Learning Leg Locks: A Method

A training method that I learned from my instructor was to get obsessed with a position for a month. All of the drilling and learning is to be focused on that one position for a set period of time.

He would also roll with limited goals in mind, only trying to get that target position. For example, he would pass up a choke opening because he was only hunting arm bars. He swore by the method.

I want to spend the next month on leg locks. I have a fair knowledge of leg locks but I would like to take it up another level. Armed with some great instructionals I’m going to do my own leg lock focus.

What will be the approach? I have applied this model to every position in jiu-jitsu — back control, half guard bottom and so on — with good results.

Here it is:

1) Identify the key variations.

There are numerous ways to entangle the legs with two grapplers bodies. What are the best control positions?

The rules of sport competition also significantly affect the application of leg locks, so you need to understand what is allowed and what isn’t for your rules.

2) Learn to control #1

You could leap on an exposed leg and try to get a tap before an experienced opponent slips out, but that is a low level of strategy.

How do I secure the position and maintain control before looking for the submission? This is the more important question.

Positional or specific training is a great tool for this. Start in the leg position that you want and ask your partner to move around and look to escape. Start at 25% and gradually increase the intensity as you learn how to control.

3) Learn the subs and sweeps from that control.

Now that we have confidence that we can control the position, what are the highest percentage attacks?

Learn the correct mechanics of the attack so that you may exert the strongest leverage against the joint. In the case of leg locks, are attacking the powerful joints of the knee and ankle that are used to carry the weight of the entire body and therefore stronger comparatively than the elbow and shoulder. Your mechanics have to be correct or no tap!

4) Learn the entries.

How do we get into the position. Against an experienced opponent, there will be few mistakes that will give easy entry. As the level of your training partners gets higher, the transitions become increasingly important.

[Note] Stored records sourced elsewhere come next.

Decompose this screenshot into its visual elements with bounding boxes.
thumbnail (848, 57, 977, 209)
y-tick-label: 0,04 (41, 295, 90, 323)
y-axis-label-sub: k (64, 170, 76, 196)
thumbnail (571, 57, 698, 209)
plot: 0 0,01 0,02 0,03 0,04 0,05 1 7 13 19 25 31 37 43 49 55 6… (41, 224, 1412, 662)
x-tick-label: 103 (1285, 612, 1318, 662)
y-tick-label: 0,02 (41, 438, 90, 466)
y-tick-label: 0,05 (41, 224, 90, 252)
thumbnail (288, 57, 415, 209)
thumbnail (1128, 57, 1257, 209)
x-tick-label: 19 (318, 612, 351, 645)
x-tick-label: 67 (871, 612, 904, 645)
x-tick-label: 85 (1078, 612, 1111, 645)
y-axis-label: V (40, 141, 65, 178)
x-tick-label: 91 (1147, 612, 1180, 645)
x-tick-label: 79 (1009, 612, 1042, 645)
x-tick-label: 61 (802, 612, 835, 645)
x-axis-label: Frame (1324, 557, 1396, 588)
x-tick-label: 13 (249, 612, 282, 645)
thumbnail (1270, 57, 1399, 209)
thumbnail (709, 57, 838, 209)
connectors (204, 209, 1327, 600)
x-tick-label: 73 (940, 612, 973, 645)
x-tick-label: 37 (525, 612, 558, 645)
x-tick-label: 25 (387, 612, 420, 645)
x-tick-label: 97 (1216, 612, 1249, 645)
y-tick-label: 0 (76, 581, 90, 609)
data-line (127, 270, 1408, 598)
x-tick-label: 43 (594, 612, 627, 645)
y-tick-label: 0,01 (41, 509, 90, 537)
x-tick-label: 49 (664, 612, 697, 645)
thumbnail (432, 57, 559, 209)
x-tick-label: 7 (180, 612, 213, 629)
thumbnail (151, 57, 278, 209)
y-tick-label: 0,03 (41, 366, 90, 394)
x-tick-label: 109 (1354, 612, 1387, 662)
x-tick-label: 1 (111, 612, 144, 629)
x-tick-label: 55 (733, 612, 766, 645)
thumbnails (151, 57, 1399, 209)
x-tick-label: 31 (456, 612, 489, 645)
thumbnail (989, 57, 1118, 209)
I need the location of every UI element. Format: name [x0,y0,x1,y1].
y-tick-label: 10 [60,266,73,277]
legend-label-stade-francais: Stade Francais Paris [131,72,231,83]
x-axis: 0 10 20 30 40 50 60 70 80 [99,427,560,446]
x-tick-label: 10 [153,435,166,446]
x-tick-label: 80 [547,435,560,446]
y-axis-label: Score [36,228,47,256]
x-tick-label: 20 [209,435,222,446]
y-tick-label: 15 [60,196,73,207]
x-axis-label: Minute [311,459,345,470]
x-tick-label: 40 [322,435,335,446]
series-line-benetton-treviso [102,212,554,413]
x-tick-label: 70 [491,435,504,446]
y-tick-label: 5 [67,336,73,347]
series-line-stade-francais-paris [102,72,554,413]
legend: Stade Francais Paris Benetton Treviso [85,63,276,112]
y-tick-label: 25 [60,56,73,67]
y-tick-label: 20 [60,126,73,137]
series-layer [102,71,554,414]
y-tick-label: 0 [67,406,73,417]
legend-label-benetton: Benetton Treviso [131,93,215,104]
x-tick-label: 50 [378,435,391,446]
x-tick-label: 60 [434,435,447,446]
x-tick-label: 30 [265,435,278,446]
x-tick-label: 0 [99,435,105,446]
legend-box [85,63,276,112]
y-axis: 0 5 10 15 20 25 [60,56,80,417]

We need to ask ourselves such questions as: which major ground positions will we be looking to enter into our major leg positions; and how can we get to ashi garami from guard, from passing the guard, or from standing?

5) Learn the defenses.

What is a knowledgeable opponent going to do to counter our attacks? Understanding the defense will help us tighten any gaps and anticipate the opponent’s reactions.

How do we address the most common counters and move to a combination or regain our attack position?

Try this method of structuring your learning and training of any position that you wish to improve.